How to Use Magnus Force Calculator
The Magnus Force Calculator quantifies the aerodynamic side force generated by a spinning ball, cylinder or rotor moving through a fluid, using the lift-equation framework with a spin-dependent coefficient.
- Enter fluid density ρ — 1.225 kg/m³ for air at sea level, 1000 kg/m³ for water, or the actual value at your test conditions.
- Enter freestream velocity V — the speed of the spinning body relative to the surrounding fluid.
- Enter reference area A — for spheres use the equatorial cross-sectional area πr²; for rotating cylinders use the projected area (length × diameter).

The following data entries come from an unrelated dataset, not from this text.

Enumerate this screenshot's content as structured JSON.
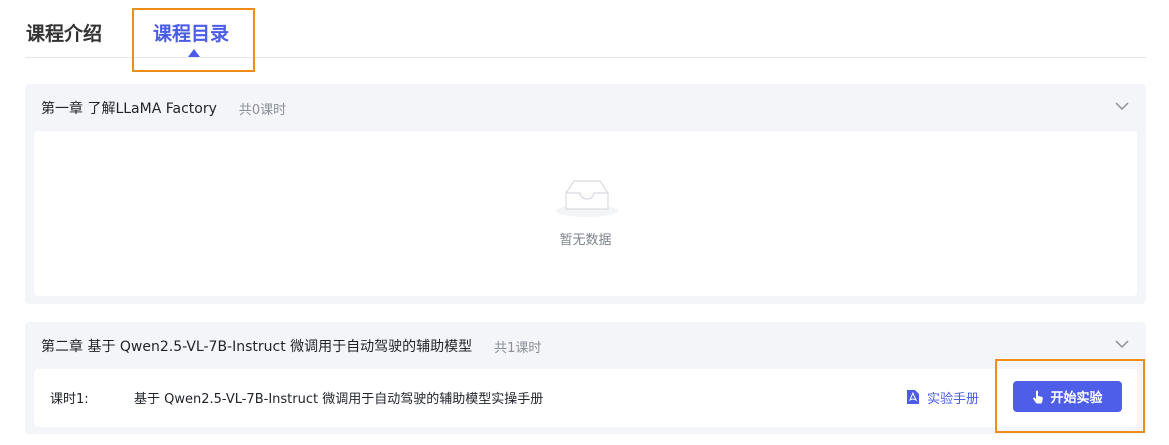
{
  "tabs": {
    "intro_label": "课程介绍",
    "catalog_label": "课程目录",
    "active": "catalog"
  },
  "chapters": [
    {
      "title": "第一章 了解LLaMA Factory",
      "count": "共0课时",
      "empty_text": "暂无数据"
    },
    {
      "title": "第二章 基于 Qwen2.5-VL-7B-Instruct 微调用于自动驾驶的辅助模型",
      "count": "共1课时",
      "lessons": [
        {
          "label": "课时1:",
          "title": "基于 Qwen2.5-VL-7B-Instruct 微调用于自动驾驶的辅助模型实操手册",
          "manual_label": "实验手册",
          "start_label": "开始实验"
        }
      ]
    }
  ],
  "colors": {
    "accent": "#4a5ce8",
    "highlight": "#f08c1a",
    "chapter_bg": "#f4f5f8"
  },
  "icons": {
    "chapter_toggle": "chevron-down-icon",
    "empty": "empty-inbox-icon",
    "manual": "pdf-file-icon",
    "start": "hand-pointer-icon"
  }
}
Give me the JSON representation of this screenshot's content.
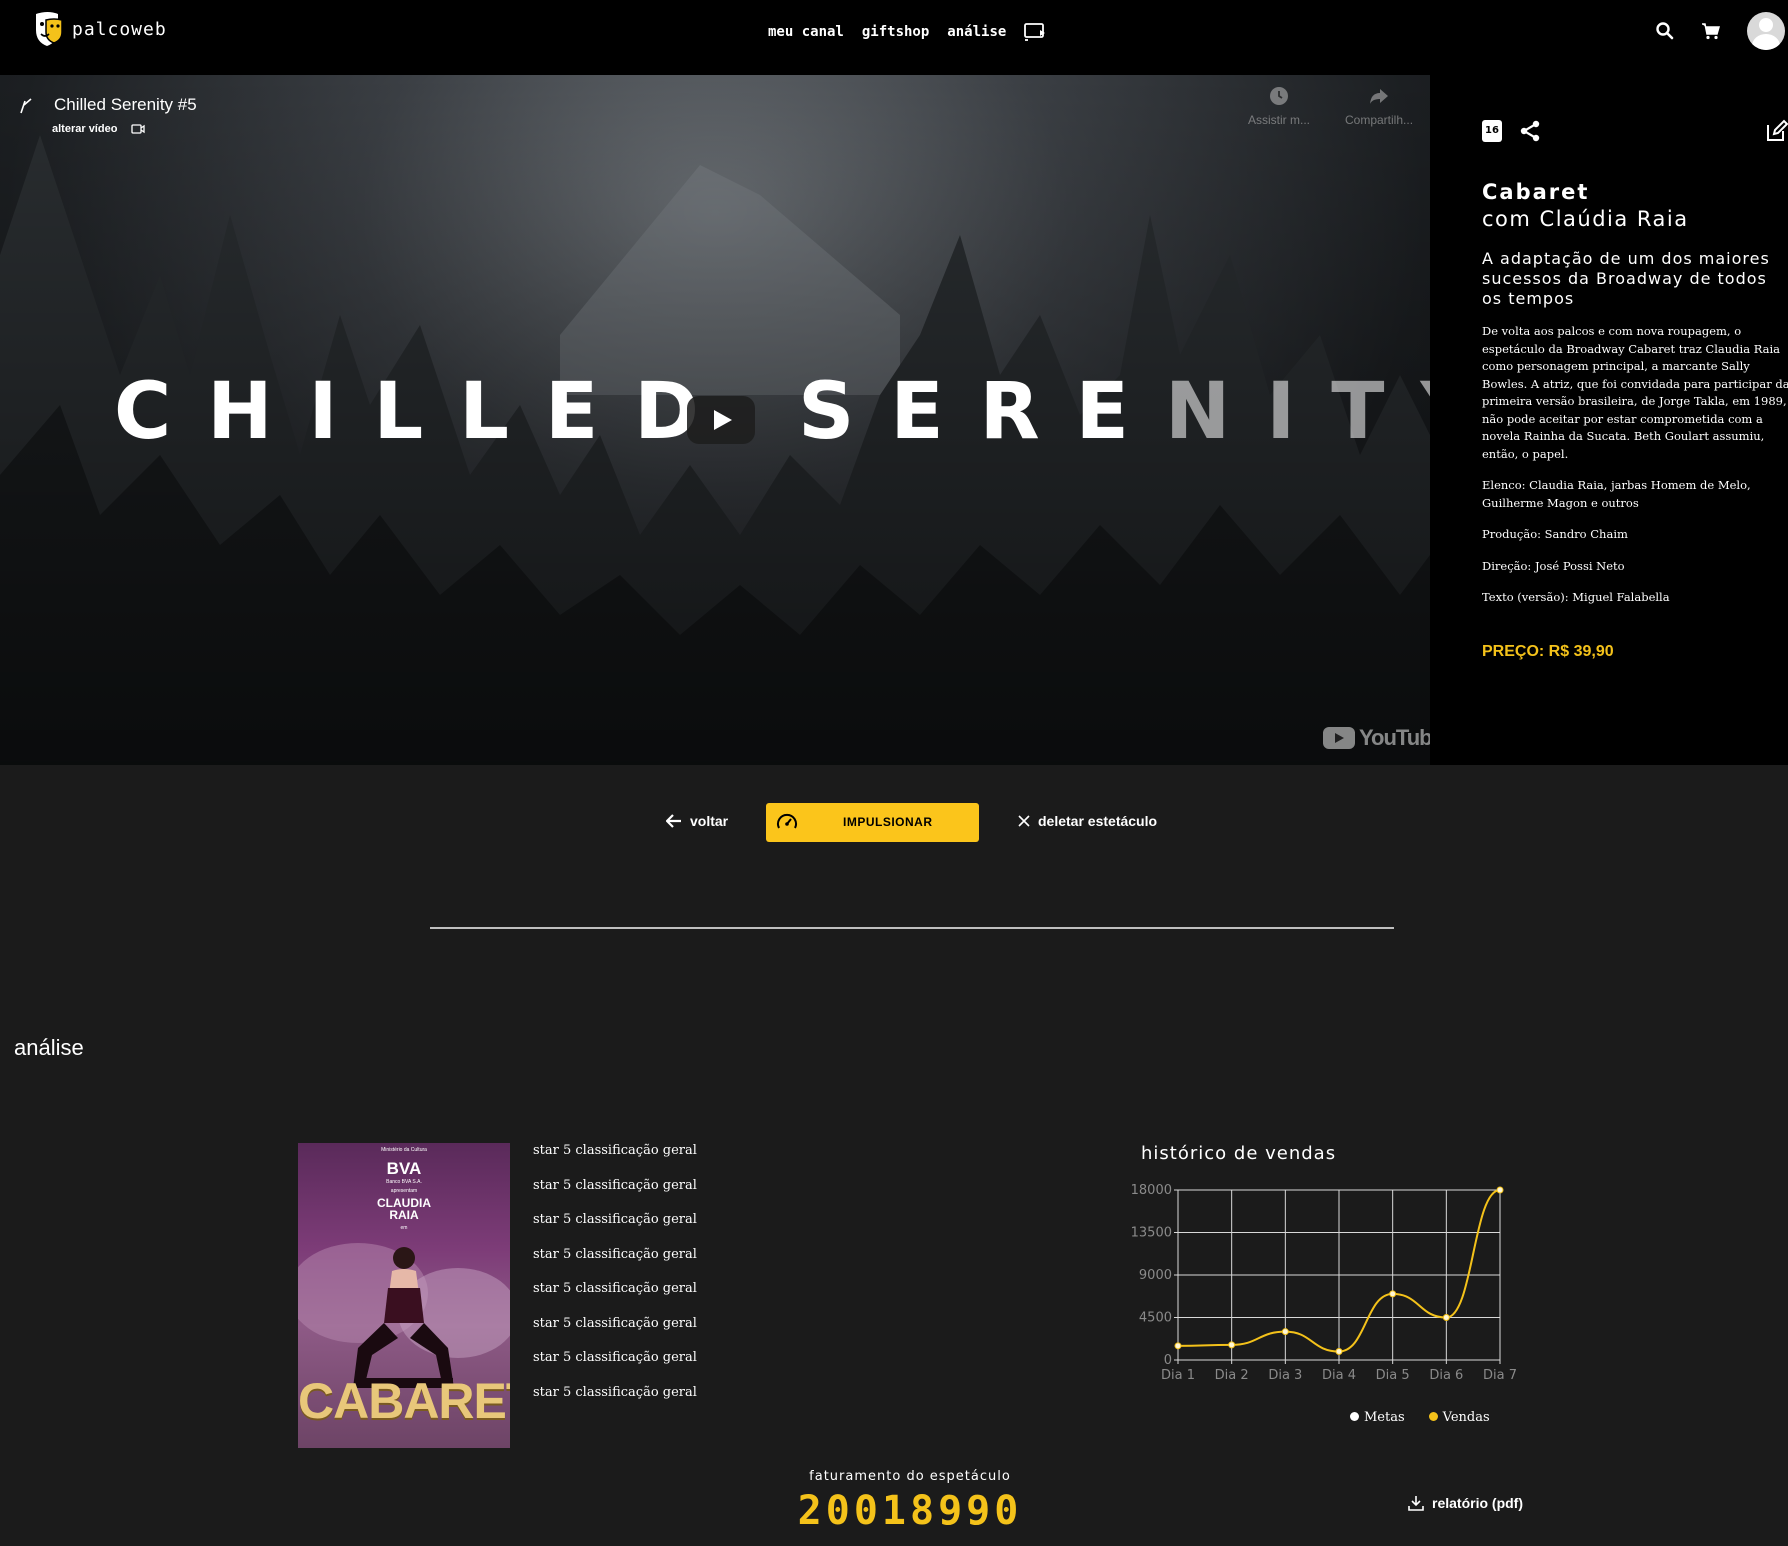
{
  "nav": {
    "brand": "palcoweb",
    "links": [
      "meu canal",
      "giftshop",
      "análise"
    ],
    "icons": [
      "cast-icon",
      "search-icon",
      "cart-icon",
      "avatar"
    ]
  },
  "video": {
    "title": "Chilled Serenity #5",
    "alter_label": "alterar vídeo",
    "watch_later": "Assistir m...",
    "share": "Compartilh...",
    "overlay_text_a": "CHILLED",
    "overlay_text_b": "SERE",
    "overlay_text_c": "NITY",
    "provider": "YouTube"
  },
  "show": {
    "age_rating": "16",
    "title": "Cabaret",
    "subtitle": "com Claúdia Raia",
    "tagline": "A adaptação de um dos maiores sucessos da Broadway de todos os tempos",
    "description": "De volta aos palcos e com nova roupagem, o espetáculo da Broadway Cabaret traz Claudia Raia como personagem principal, a marcante Sally Bowles. A atriz, que foi convidada para participar da primeira versão brasileira, de Jorge Takla, em 1989, não pode aceitar por estar comprometida com a novela Rainha da Sucata. Beth Goulart assumiu, então, o papel.",
    "cast": "Elenco: Claudia Raia, jarbas Homem de Melo, Guilherme Magon e outros",
    "production": "Produção: Sandro Chaim",
    "direction": "Direção: José Possi Neto",
    "text": "Texto (versão): Miguel Falabella",
    "price": "PREÇO: R$ 39,90"
  },
  "actions": {
    "back": "voltar",
    "boost": "IMPULSIONAR",
    "delete": "deletar estetáculo"
  },
  "analysis": {
    "section_title": "análise",
    "poster": {
      "top_small": "Ministério da Cultura",
      "brand": "BVA",
      "brand_sub": "Banco BVA S.A.",
      "presents": "apresentam",
      "star": "CLAUDIA RAIA",
      "em": "em",
      "title": "CABARET"
    },
    "ratings": [
      "star 5 classificação geral",
      "star 5 classificação geral",
      "star 5 classificação geral",
      "star 5 classificação geral",
      "star 5 classificação geral",
      "star 5 classificação geral",
      "star 5 classificação geral",
      "star 5 classificação geral"
    ],
    "revenue_label": "faturamento do espetáculo",
    "revenue_value": "20018990",
    "report_label": "relatório (pdf)"
  },
  "chart_data": {
    "type": "line",
    "title": "histórico de vendas",
    "categories": [
      "Dia 1",
      "Dia 2",
      "Dia 3",
      "Dia 4",
      "Dia 5",
      "Dia 6",
      "Dia 7"
    ],
    "yticks": [
      0,
      4500,
      9000,
      13500,
      18000
    ],
    "ylim": [
      0,
      18000
    ],
    "series": [
      {
        "name": "Metas",
        "color": "#ffffff",
        "values": []
      },
      {
        "name": "Vendas",
        "color": "#f4c21a",
        "values": [
          1500,
          1600,
          3000,
          900,
          7000,
          4500,
          18000
        ]
      }
    ],
    "legend": "bottom-right",
    "grid": true
  }
}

- Enter lift coefficient Cl — derived from the spin parameter ωr/V; typical values for balls range from about 0.15 (gentle spin) to 0.50 (rapid rotation).
- Read Magnus force F and dynamic pressure q — force direction is perpendicular to both V and the spin axis (right-hand rule).
Formula & Theory — Magnus Force Calculator
The Magnus Force Calculator applies the aerodynamic lift equation with a spin-dependent lift coefficient:
q = ½ · ρ · V²
F = Cl · q · A
Spin parameter = ω · r / V
| Symbol | Meaning | SI Unit |
|---|---|---|
| F | Magnus (lift) force | N |
| Cl | Lift coefficient (function of spin parameter) | — |
| ρ | Fluid density | kg/m³ |
| V | Freestream velocity | m/s |
| A | Reference area | m² |
| ω | Angular velocity | rad/s |
| r | Sphere or cylinder radius | m |
| q | Dynamic pressure | Pa |
Cl grows approximately linearly with spin parameter for low values and then flattens. Representative experimental values: soccer ball Cl ≈ 0.2–0.4, baseball ≈ 0.15–0.35, tennis ball ≈ 0.2–0.5, Flettner rotor (with end plates) ≈ 5–12. The Kutta–Joukowski theorem provides the circulation-based equivalent: F/L = ρ·V·Γ per unit span for cylinders.
Use Cases for Magnus Force Calculator
- Sports ball trajectory simulation — predict the lateral drift and vertical dip of spinning soccer, baseball, golf and tennis balls for biomechanics analysis and coaching.
- Flettner rotor ship propulsion — estimate the thrust produced by large rotating cylinders on wind-assisted cargo vessels to assess fuel savings.
- Cricket swing and seam bowling — model the Magnus and Bernoulli components of trajectory deviation as a function of spin rate and seam angle.
- Ballistics and artillery — correct the trajectory of spin-stabilised shells and projectiles for drift due to gyroscopic and Magnus coupling.
- CFD validation benchmarks — compare numerical simulation lift results against Kutta–Joukowski theory and Magnus formula predictions for rotating cylinders.
- Educational demonstrations — illustrate the link between fluid circulation, asymmetric pressure distribution and the resulting perpendicular force.